Regulatory Action on CGA Petitions
CGA is awaiting regulatory action on 18 previously submitted petitions and is actively working with our technical committees to develop additional petitions. These petitions request the incorporation by reference (IBR) of CGA publications or the adoption of industry positions on a specific issue. The table below summarizes our current pending petitions.
Bulk Medical Gas Supply Systems Certification
Recent changes to NFPA 55, Compressed Gases and Cryogenic Fluids Code, include a requirement for personnel who install and maintain bulk compressed medical gas (CMG) supply systems to be certified to CGA M-1, Standard for Medical Gas Supply Systems at Health Care Facilities.
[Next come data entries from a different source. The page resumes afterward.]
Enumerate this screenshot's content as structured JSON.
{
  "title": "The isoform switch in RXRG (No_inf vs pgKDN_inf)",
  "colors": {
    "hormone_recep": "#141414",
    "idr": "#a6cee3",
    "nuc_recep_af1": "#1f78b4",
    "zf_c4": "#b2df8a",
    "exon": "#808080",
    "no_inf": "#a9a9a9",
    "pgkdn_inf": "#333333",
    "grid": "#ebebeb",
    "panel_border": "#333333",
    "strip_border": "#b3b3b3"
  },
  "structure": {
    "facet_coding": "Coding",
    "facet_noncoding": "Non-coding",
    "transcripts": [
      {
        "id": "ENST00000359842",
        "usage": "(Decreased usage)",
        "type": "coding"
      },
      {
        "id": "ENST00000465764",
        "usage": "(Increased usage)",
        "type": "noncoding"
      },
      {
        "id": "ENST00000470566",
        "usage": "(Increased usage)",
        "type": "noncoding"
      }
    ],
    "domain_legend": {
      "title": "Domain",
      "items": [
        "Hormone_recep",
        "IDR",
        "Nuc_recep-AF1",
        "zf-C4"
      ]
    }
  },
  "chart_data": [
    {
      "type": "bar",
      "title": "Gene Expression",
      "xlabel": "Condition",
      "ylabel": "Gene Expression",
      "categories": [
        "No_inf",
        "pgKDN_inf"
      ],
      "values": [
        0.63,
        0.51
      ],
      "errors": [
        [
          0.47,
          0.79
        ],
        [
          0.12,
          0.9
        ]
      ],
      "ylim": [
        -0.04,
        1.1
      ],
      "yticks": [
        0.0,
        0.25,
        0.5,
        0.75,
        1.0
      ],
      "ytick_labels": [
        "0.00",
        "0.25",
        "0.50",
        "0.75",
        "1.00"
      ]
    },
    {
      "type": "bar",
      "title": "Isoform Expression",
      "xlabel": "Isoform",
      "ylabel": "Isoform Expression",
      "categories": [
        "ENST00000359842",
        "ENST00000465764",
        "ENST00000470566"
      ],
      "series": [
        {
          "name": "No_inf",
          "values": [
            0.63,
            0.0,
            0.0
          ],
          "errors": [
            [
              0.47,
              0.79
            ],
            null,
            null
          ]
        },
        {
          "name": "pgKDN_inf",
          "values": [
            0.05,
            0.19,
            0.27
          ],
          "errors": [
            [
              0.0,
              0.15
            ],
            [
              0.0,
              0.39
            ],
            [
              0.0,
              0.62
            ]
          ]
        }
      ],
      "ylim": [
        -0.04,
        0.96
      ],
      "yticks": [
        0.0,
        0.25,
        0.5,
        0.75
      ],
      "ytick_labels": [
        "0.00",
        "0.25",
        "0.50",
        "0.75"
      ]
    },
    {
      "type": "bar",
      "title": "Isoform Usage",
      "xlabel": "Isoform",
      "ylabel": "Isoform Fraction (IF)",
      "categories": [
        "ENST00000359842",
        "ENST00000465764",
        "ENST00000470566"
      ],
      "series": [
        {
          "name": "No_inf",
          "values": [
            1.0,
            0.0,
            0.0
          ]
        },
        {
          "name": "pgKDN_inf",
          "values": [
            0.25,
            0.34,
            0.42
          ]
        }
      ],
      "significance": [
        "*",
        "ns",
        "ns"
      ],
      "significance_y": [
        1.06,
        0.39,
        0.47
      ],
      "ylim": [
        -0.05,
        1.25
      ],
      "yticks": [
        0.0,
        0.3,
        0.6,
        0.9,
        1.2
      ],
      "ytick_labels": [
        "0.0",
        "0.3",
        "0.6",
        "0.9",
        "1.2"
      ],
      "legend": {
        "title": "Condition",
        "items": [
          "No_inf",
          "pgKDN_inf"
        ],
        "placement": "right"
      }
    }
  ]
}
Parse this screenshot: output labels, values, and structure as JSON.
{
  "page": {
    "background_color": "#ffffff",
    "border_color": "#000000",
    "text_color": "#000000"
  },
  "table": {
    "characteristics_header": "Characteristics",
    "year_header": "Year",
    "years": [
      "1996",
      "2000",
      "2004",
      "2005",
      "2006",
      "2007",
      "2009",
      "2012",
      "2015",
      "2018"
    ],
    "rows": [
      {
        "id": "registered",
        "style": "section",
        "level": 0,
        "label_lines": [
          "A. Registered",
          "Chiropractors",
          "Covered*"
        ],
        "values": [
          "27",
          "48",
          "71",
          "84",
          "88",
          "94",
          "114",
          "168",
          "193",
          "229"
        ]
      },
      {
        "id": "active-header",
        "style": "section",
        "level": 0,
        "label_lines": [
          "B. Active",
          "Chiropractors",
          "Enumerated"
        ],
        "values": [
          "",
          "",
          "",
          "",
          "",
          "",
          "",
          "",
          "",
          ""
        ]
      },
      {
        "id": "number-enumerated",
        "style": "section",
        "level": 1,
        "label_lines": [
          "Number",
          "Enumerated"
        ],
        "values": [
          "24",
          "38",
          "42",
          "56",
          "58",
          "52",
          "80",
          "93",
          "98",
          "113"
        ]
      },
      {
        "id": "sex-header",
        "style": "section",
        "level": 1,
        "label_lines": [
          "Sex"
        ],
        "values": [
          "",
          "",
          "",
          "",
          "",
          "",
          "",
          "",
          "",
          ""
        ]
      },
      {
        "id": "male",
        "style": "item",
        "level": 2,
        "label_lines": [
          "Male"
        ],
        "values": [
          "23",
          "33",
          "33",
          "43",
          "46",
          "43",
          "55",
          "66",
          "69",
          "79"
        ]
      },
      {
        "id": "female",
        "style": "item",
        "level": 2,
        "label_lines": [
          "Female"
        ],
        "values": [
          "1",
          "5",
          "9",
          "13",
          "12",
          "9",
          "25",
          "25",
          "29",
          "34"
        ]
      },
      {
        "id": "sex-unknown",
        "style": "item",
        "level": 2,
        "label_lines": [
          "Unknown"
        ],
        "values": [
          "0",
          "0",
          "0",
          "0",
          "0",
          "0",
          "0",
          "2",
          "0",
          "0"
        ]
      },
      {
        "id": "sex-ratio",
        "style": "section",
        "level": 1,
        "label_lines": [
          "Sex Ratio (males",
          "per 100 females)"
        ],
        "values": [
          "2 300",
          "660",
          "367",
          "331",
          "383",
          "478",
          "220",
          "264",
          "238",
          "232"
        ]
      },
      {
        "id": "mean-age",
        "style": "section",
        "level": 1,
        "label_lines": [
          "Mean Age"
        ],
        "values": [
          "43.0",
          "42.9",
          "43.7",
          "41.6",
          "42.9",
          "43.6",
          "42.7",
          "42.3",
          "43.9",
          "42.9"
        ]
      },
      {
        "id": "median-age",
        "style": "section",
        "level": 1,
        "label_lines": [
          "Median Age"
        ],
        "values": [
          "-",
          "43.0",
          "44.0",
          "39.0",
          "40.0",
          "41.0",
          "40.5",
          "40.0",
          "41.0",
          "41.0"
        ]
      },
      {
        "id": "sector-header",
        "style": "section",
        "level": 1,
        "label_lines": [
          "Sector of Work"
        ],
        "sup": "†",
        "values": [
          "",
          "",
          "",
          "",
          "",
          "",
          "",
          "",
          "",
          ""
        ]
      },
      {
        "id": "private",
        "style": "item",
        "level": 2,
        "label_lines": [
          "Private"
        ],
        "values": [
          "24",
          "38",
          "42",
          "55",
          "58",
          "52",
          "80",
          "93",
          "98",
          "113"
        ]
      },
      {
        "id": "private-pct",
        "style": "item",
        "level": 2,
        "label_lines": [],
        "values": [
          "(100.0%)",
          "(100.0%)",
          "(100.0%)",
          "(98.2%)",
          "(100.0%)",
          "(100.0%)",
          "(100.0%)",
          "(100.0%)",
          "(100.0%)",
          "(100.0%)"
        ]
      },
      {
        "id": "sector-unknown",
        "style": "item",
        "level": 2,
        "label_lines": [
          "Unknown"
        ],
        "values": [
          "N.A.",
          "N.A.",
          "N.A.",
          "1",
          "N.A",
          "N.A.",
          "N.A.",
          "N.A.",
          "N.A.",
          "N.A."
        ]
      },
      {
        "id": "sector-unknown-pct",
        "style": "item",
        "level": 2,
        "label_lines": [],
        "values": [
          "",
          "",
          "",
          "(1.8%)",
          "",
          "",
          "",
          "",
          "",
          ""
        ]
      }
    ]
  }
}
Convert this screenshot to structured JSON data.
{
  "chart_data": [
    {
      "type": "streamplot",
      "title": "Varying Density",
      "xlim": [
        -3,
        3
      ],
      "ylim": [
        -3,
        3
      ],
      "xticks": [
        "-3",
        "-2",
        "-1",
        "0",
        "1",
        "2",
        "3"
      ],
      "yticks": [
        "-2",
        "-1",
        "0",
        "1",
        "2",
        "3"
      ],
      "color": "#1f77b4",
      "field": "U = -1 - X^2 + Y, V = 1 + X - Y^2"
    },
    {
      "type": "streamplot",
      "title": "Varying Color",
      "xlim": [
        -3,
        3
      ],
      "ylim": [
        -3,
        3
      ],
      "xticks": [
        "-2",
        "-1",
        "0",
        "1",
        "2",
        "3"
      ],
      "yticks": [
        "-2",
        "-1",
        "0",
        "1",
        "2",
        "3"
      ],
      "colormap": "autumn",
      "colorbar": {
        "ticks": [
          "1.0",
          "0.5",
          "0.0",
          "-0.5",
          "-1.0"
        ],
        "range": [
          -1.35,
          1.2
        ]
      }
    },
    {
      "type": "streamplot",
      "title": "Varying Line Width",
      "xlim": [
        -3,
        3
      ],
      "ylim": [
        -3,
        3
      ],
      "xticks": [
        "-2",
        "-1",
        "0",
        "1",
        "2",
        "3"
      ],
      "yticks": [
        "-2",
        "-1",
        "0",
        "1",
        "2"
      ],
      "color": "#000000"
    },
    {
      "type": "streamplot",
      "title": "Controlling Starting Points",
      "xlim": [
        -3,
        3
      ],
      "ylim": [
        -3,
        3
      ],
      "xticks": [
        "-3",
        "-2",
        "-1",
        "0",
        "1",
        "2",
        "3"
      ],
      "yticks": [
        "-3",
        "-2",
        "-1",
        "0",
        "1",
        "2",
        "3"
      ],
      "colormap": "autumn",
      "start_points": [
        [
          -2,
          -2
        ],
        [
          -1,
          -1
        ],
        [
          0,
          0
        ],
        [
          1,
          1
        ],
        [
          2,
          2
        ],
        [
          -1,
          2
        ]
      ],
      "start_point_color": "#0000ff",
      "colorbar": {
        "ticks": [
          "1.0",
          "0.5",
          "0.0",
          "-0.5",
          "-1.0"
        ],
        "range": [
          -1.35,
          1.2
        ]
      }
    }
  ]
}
Previously, installers were required to be certified to ASSE 6015, Bulk Medical Gas Systems Installers, which defines training and competency requirements for technicians to be certified for bulk CMG supply system work but does not establish technical requirements for system design or maintenance. The adoption of CGA M-1 as a certification standard provides bulk CMG system installers with an alternative to ASSE 6015 that specifically addresses the unique considerations and hazards of the medical gases industry.
In 2018, the CGA Certification Board LLC (www.CGACB.org) launched a certification program to address this requirement. The CGA M-1/ASSE 6015 certification has been developed by subject matter experts with practical experience in designing, locating, installing, commissioning, maintaining, testing, removing and documenting work for bulk CMG supply systems. The exam covers all applicable standards, codes and regulations, including CGA M-1, ASSE 6015, NFPA 55, NFPA 99 and elements of the FDA regulations for medical gases found in Title 21 of the Code of Federal Regulations. The CGACB will be offering the CGA M-1/ASSE 6015 certification exam throughout the U.S. in 2019.